At a special meeting yesterday councillors voted to retain five wards across the city, with minor changes to take into account the Manawatu boundary change.
They also confirmed a plan to review the number and boundaries of wards, as well as how many councillors come from each, in time for the elections in 2016.
Legislatively the council was unable to make changes to the wards in time for next year's election, as the public debate had instead been about whether to scrap wards for city-wide voting. Most councillors had been in favour of city-wide voting but after public submissions were overwhelmingly in favour of wards, most voted for the status quo.
This has left the city with five wards that are really just a way to divvy up the city rather than being reflective of shared communities of interest.
The best example is the Ashhurst-Fitzherbert ward, which combines the rural village of Ashhurst and the pricey lifestyle blocks south-east of the city with dairy farmers, soldiers at Linton and students in Massey University's hostels.

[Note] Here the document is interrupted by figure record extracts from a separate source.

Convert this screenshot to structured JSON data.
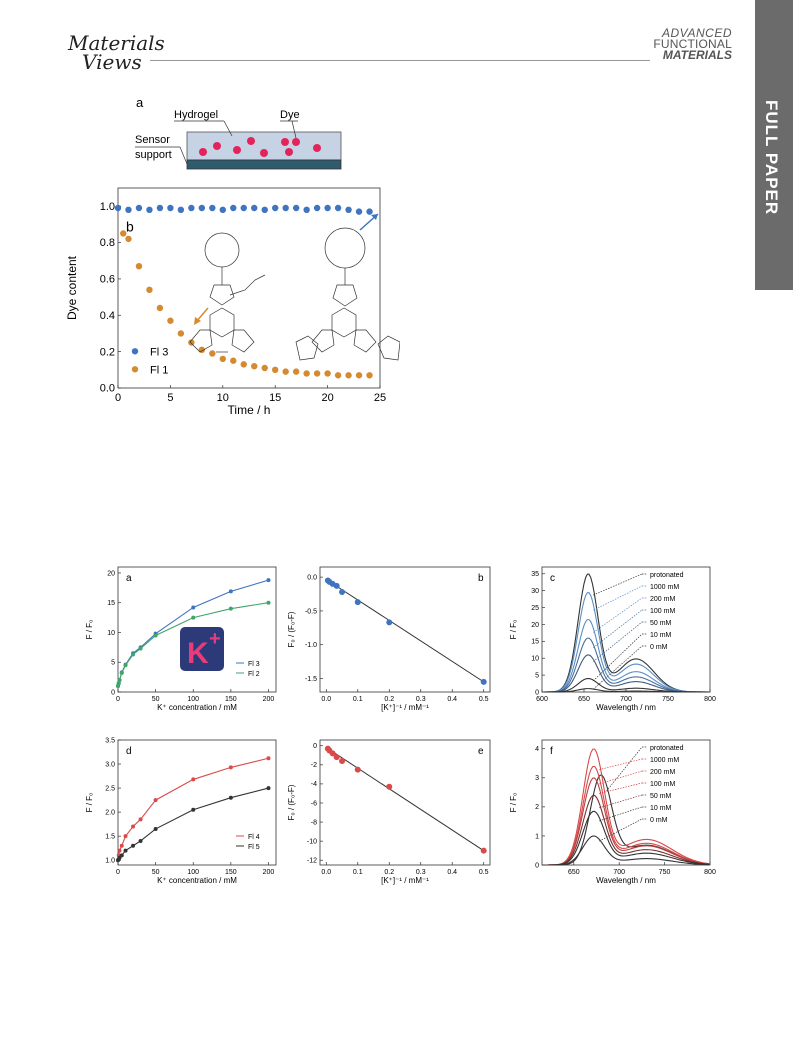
{
  "header": {
    "left_logo_line1": "Materials",
    "left_logo_line2": "Views",
    "right_logo": [
      "ADVANCED",
      "FUNCTIONAL",
      "MATERIALS"
    ],
    "side_tab": "FULL PAPER"
  },
  "figure1": {
    "panel_a": {
      "label": "a",
      "hydrogel": "Hydrogel",
      "dye": "Dye",
      "sensor": "Sensor",
      "support": "support"
    },
    "panel_b": {
      "label": "b",
      "chart_data": {
        "type": "scatter",
        "xlabel": "Time / h",
        "ylabel": "Dye content",
        "xlim": [
          0,
          25
        ],
        "ylim": [
          0,
          1.1
        ],
        "x_ticks": [
          0,
          5,
          10,
          15,
          20,
          25
        ],
        "y_ticks": [
          0.0,
          0.2,
          0.4,
          0.6,
          0.8,
          1.0
        ],
        "x_tick_labels": [
          "0",
          "5",
          "10",
          "15",
          "20",
          "25"
        ],
        "y_tick_labels": [
          "0.0",
          "0.2",
          "0.4",
          "0.6",
          "0.8",
          "1.0"
        ],
        "legend_position": "bottom-left",
        "series": [
          {
            "name": "Fl 3",
            "color": "#3f74c0",
            "x": [
              0,
              1,
              2,
              3,
              4,
              5,
              6,
              7,
              8,
              9,
              10,
              11,
              12,
              13,
              14,
              15,
              16,
              17,
              18,
              19,
              20,
              21,
              22,
              23,
              24
            ],
            "y": [
              0.99,
              0.98,
              0.99,
              0.98,
              0.99,
              0.99,
              0.98,
              0.99,
              0.99,
              0.99,
              0.98,
              0.99,
              0.99,
              0.99,
              0.98,
              0.99,
              0.99,
              0.99,
              0.98,
              0.99,
              0.99,
              0.99,
              0.98,
              0.97,
              0.97
            ]
          },
          {
            "name": "Fl 1",
            "color": "#d58a30",
            "x": [
              0.5,
              1,
              2,
              3,
              4,
              5,
              6,
              7,
              8,
              9,
              10,
              11,
              12,
              13,
              14,
              15,
              16,
              17,
              18,
              19,
              20,
              21,
              22,
              23,
              24
            ],
            "y": [
              0.85,
              0.82,
              0.67,
              0.54,
              0.44,
              0.37,
              0.3,
              0.25,
              0.21,
              0.19,
              0.16,
              0.15,
              0.13,
              0.12,
              0.11,
              0.1,
              0.09,
              0.09,
              0.08,
              0.08,
              0.08,
              0.07,
              0.07,
              0.07,
              0.07
            ]
          }
        ]
      }
    }
  },
  "figure2": {
    "chart_data": [
      {
        "panel": "a",
        "type": "line",
        "xlabel": "K⁺ concentration / mM",
        "ylabel": "F / F₀",
        "xlim": [
          0,
          210
        ],
        "ylim": [
          0,
          21
        ],
        "x_tick_labels": [
          "0",
          "50",
          "100",
          "150",
          "200"
        ],
        "y_tick_labels": [
          "0",
          "5",
          "10",
          "15",
          "20"
        ],
        "legend_position": "bottom-right",
        "series": [
          {
            "name": "Fl 3",
            "color": "#3f74c0",
            "x": [
              0,
              1,
              2,
              5,
              10,
              20,
              30,
              50,
              100,
              150,
              200
            ],
            "y": [
              1,
              1.5,
              2,
              3.3,
              4.6,
              6.5,
              7.5,
              9.8,
              14.2,
              16.9,
              18.8
            ]
          },
          {
            "name": "Fl 2",
            "color": "#3fa66a",
            "x": [
              0,
              1,
              2,
              5,
              10,
              20,
              30,
              50,
              100,
              150,
              200
            ],
            "y": [
              1,
              1.4,
              2,
              3.2,
              4.5,
              6.3,
              7.3,
              9.5,
              12.5,
              14.0,
              15.0
            ]
          }
        ]
      },
      {
        "panel": "b",
        "type": "scatter",
        "xlabel": "[K⁺]⁻¹ / mM⁻¹",
        "ylabel": "F₀ / (F₀-F)",
        "xlim": [
          -0.02,
          0.52
        ],
        "ylim": [
          -1.7,
          0.15
        ],
        "x_tick_labels": [
          "0.0",
          "0.1",
          "0.2",
          "0.3",
          "0.4",
          "0.5"
        ],
        "y_tick_labels": [
          "0.0",
          "-0.5",
          "-1.0",
          "-1.5"
        ],
        "series": [
          {
            "name": "",
            "color": "#3f74c0",
            "x": [
              0.005,
              0.01,
              0.02,
              0.033,
              0.05,
              0.1,
              0.2,
              0.5
            ],
            "y": [
              -0.05,
              -0.07,
              -0.1,
              -0.13,
              -0.22,
              -0.37,
              -0.67,
              -1.55
            ]
          }
        ]
      },
      {
        "panel": "c",
        "type": "line",
        "xlabel": "Wavelength / nm",
        "ylabel": "F / F₀",
        "xlim": [
          600,
          800
        ],
        "ylim": [
          0,
          37
        ],
        "x_tick_labels": [
          "600",
          "650",
          "700",
          "750",
          "800"
        ],
        "y_tick_labels": [
          "0",
          "5",
          "10",
          "15",
          "20",
          "25",
          "30",
          "35"
        ],
        "peak_wavelength": 655,
        "shoulder_wavelength": 712,
        "legend_position": "top-right",
        "series": [
          {
            "name": "protonated",
            "color": "#333333",
            "peak": 35
          },
          {
            "name": "1000 mM",
            "color": "#5b8fc7",
            "peak": 29.5
          },
          {
            "name": "200 mM",
            "color": "#5b8fc7",
            "peak": 21.5
          },
          {
            "name": "100 mM",
            "color": "#4a6f9c",
            "peak": 16
          },
          {
            "name": "50 mM",
            "color": "#3f5c80",
            "peak": 11
          },
          {
            "name": "10 mM",
            "color": "#333333",
            "peak": 4
          },
          {
            "name": "0 mM",
            "color": "#333333",
            "peak": 1
          }
        ]
      },
      {
        "panel": "d",
        "type": "line",
        "xlabel": "K⁺ concentration / mM",
        "ylabel": "F / F₀",
        "xlim": [
          0,
          210
        ],
        "ylim": [
          0.9,
          3.5
        ],
        "x_tick_labels": [
          "0",
          "50",
          "100",
          "150",
          "200"
        ],
        "y_tick_labels": [
          "1.0",
          "1.5",
          "2.0",
          "2.5",
          "3.0",
          "3.5"
        ],
        "legend_position": "bottom-right",
        "series": [
          {
            "name": "Fl 4",
            "color": "#d94a4a",
            "x": [
              0,
              1,
              2,
              5,
              10,
              20,
              30,
              50,
              100,
              150,
              200
            ],
            "y": [
              1,
              1.1,
              1.2,
              1.3,
              1.5,
              1.7,
              1.85,
              2.25,
              2.68,
              2.93,
              3.12
            ]
          },
          {
            "name": "Fl 5",
            "color": "#333333",
            "x": [
              0,
              1,
              2,
              5,
              10,
              20,
              30,
              50,
              100,
              150,
              200
            ],
            "y": [
              1,
              1.02,
              1.05,
              1.1,
              1.2,
              1.3,
              1.4,
              1.65,
              2.05,
              2.3,
              2.5
            ]
          }
        ]
      },
      {
        "panel": "e",
        "type": "scatter",
        "xlabel": "[K⁺]⁻¹ / mM⁻¹",
        "ylabel": "F₀ / (F₀-F)",
        "xlim": [
          -0.02,
          0.52
        ],
        "ylim": [
          -12.5,
          0.6
        ],
        "x_tick_labels": [
          "0.0",
          "0.1",
          "0.2",
          "0.3",
          "0.4",
          "0.5"
        ],
        "y_tick_labels": [
          "0",
          "-2",
          "-4",
          "-6",
          "-8",
          "-10",
          "-12"
        ],
        "series": [
          {
            "name": "",
            "color": "#d94a4a",
            "x": [
              0.005,
              0.01,
              0.02,
              0.033,
              0.05,
              0.1,
              0.2,
              0.5
            ],
            "y": [
              -0.3,
              -0.5,
              -0.8,
              -1.2,
              -1.6,
              -2.5,
              -4.3,
              -11
            ]
          }
        ]
      },
      {
        "panel": "f",
        "type": "line",
        "xlabel": "Wavelength / nm",
        "ylabel": "F / F₀",
        "xlim": [
          615,
          800
        ],
        "ylim": [
          0,
          4.3
        ],
        "x_tick_labels": [
          "650",
          "700",
          "750",
          "800"
        ],
        "y_tick_labels": [
          "0",
          "1",
          "2",
          "3",
          "4"
        ],
        "peak_wavelength": 672,
        "legend_position": "top-right",
        "series": [
          {
            "name": "protonated",
            "color": "#333333",
            "peak": 3.1,
            "shift": 8
          },
          {
            "name": "1000 mM",
            "color": "#d94a4a",
            "peak": 4.0
          },
          {
            "name": "200 mM",
            "color": "#d94a4a",
            "peak": 3.4
          },
          {
            "name": "100 mM",
            "color": "#b84040",
            "peak": 3.0
          },
          {
            "name": "50 mM",
            "color": "#7a3030",
            "peak": 2.4
          },
          {
            "name": "10 mM",
            "color": "#333333",
            "peak": 1.85
          },
          {
            "name": "0 mM",
            "color": "#333333",
            "peak": 1.0
          }
        ]
      }
    ],
    "inset_logo": {
      "text": "K",
      "superscript": "+",
      "bg": "#2c3a7a",
      "fg": "#e83c7a"
    }
  },
  "colors": {
    "blue": "#3f74c0",
    "orange": "#d58a30",
    "green": "#3fa66a",
    "red": "#d94a4a",
    "dark": "#333333"
  }
}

What interests and concerns do these groups have in common other than the ward they live in?
But then in this city it is tough to define any shared community of interests along geographic lines. Yes the city has its suburbs and people feel ties to them but they still work, play, socialise and use community facilities throughout the city.
Submitters raised concerns about the need to have councillors that came from their part of the city. In that case would it not be better to have 15 wards with one councillor each? It's hard to get more local than that.
Whether such a system would make use of the Single-Transferable Vote system the council has adopted is questionable.
It seems more likely the council would opt for several wards with several councillors each. That way there is more chance, under STV, of having a diversity of age, race, religion and gender around the council table more in line with the city as a whole.
But if that is to be the case, then each ward needs to elect the same number of councillors.
The present system is manifestly unfair in that each ward elects varying numbers of councillors, either two, three or four.
This gives residents in some parts of the city more say in who is at the council table than those in others.
Redrawing the wards will not be a simple task, but it is what councillors have voted for. Good luck to them.